In that moment he enjoyed all the gifts of the Flavian house: grace, high intelligence, respect for the task in hand, sturdy wit, good sense. He could have been no less a statesman than his father or his brother; sometimes he managed it. Vespasian had shared his own talents with an even hand; the difference was, only one of his sons handled them with a truly sure grip.

Titus brought our interview to a close. Tell your mother to be proud, Falco."

I managed to keep my peace.

As I turned, Domitian stepped aside.

"Who's the lady?" he asked me openly, when Helena Justina slipped to her feet in a sparkle of gold and a whisper of silk. His shameless eyes raked her, implying the wander of decadent hands.

Her discomfort made me so angry, I retaliated: "The ex-wife of a dead aedile called Atius Pertinax."

And saw his flicker of anxiety at that name.

Titus had come down to us at the door, also putting his brother to the test: The aedile has left his lady a curious legacy. Now this fortune-hunter trails after her everywhere, keeping one eye on her interests at all turns…"

Domitian gave no further sign of nerves. He kissed Helena's hand, with the half-closed gaze of a very young man who imagines he is brilliant in bed. She stared at him stonily. Titus intervened, with a smoothness I envied, kissing her cheek like a relative as we reached the door. I let him. If she wanted, she was perfectly capable of stopping him herself.

I hoped she realized these two came from an old-fashioned Sabine family. Stripped of their purple, they were provincial and ordinary: close with their money, ruled by their women, and obsessed with work. They both had paunches already, and neither of them was as tall as me.

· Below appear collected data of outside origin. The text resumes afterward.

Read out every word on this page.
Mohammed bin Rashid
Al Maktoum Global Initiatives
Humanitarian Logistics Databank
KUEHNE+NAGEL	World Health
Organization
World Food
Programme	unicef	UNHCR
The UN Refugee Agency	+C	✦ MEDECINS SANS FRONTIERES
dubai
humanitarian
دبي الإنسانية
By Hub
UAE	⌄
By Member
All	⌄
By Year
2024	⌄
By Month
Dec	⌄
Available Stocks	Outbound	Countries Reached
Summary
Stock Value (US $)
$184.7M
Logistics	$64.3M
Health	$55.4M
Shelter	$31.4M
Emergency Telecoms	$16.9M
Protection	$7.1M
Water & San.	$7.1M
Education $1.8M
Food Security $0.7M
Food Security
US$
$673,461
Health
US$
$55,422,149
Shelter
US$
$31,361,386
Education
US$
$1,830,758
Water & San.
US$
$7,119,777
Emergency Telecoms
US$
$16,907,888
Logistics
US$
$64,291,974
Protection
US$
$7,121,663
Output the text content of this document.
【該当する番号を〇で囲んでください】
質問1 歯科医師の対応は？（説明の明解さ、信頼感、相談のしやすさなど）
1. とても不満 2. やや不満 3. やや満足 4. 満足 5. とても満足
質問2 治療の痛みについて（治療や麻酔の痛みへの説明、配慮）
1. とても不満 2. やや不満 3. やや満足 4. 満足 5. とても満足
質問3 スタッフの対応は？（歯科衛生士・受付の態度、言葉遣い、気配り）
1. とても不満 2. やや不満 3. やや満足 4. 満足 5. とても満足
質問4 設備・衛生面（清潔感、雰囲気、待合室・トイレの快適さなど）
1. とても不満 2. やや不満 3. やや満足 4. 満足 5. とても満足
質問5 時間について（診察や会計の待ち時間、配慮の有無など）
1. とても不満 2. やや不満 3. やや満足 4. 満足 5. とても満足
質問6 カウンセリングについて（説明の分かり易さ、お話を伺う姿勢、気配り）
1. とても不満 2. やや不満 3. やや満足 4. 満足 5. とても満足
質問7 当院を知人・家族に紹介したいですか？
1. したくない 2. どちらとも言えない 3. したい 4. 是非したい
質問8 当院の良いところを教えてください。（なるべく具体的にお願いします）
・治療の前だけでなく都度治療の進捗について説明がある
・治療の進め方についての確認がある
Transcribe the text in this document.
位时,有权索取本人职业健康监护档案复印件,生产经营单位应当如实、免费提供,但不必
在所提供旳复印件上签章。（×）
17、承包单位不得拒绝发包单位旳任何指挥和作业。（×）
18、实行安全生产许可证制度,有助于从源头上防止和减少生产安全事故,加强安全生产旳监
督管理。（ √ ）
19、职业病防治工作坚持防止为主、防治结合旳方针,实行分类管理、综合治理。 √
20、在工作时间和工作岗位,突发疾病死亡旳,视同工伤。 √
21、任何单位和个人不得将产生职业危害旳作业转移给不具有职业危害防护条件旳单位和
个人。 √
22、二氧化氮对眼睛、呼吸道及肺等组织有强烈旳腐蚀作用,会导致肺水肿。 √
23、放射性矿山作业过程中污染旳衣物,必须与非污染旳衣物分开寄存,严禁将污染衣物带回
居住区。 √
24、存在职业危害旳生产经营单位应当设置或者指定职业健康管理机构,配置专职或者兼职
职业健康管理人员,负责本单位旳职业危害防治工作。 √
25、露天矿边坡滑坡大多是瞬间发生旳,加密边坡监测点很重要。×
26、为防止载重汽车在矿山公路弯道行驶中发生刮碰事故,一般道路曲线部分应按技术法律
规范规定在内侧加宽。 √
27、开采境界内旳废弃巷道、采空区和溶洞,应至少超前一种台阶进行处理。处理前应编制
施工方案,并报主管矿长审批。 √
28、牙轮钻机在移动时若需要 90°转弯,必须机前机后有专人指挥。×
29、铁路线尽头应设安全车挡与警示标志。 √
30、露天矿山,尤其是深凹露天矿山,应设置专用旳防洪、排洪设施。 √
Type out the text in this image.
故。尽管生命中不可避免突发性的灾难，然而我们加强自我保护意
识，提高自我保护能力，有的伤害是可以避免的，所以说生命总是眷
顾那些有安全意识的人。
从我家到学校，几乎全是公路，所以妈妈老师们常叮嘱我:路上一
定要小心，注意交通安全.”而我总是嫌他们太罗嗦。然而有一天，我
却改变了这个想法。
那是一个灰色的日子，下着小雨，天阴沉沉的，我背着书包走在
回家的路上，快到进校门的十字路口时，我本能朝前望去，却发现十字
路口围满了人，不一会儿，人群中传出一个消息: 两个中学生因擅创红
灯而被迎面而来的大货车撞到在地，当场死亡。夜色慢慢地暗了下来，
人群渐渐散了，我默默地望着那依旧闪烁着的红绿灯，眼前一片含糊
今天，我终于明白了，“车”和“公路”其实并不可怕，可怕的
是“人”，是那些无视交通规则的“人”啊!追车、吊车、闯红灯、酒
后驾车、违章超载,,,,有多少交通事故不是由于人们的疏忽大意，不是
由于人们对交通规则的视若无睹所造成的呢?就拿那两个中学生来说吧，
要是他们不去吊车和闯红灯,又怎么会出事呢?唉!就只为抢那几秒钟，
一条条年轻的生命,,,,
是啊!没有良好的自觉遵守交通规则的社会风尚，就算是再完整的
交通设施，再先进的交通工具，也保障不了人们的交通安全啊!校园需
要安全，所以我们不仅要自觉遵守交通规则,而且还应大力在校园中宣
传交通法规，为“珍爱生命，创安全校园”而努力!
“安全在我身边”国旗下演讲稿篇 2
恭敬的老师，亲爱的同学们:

I had to leave Helena alone while I found someone to roust out her chair. The empty atrium seemed so vast I reeled, trying to take it in, but as soon as I returned I spotted her, a shaft of deep sea green sitting on a fountain edge. Overshadowed by the hundred-foot-high statue of Nero as the Sun God, she looked anxious and shy.

A man in a senator's wide purple stripes was addressing her; the type who leans back with his gut heaving over his belt. Her replies were abrupt. Her glance settled on me gratefully as I skipped across.

"Where else should I look for a naiad but in front of a water-splash? There's a delay finding our chair but it will come"

I planted myself alongside. Sir-in-the-stripes looked annoyed; I cheered up. She would not introduce us. After he took his leave I noticed her relax.

"Friend of yours?"

"No. Oddly enough, I'm a friend of his wife!"

"Well, just tip me a nod if you want me to disappear."

"Oh thanks!" she stormed bleakly.

I sat down beside her on the fountain bowl, musing, "Funny thing, divorce. Seems to hang a sign saying "vulnerable" round a woman's neck."

We hit one of those rare moments when she allowed me to see her under private strain.

"Is this common? I was starting to feel I must be odd!" I saw her chair coming, so merely smiled in reply. "Didius Falco, will you see me safe to the house?"

"Good gods, yes! This is Rome at night! Will your chair take me and my bag of gold?"

Dining out with the Caesars had given me extravagant ideas. Still she nodded, then coolly informed the bearers they were taking me as well.

We climbed aboard, both twisting diagonally to avoid bumping knees. The bearers set off, down the north side of the Palatine, going slowly because of the extra weight. It was not quite dark.

Helena Justina was looking so unhappy I had to say, "Don't think about what happened to Pertinax."

"No."

"And don't try to convince yourself he was sorry when you divorced him"

"No, Falco!" I leaned back in my corner of the chair, twisting my lip. In the near darkness she apologized. "You're so passionate when you give advice! Did your hero brother have a wife?"

"A girl and a child he never heard about."

"Marcia!" she exclaimed. Her tone changed. "I thought she must be yours."

"I told you not!"

"Yes."

"I don't lie to you!"

"No. I beg your pardon… Who looks after them now?"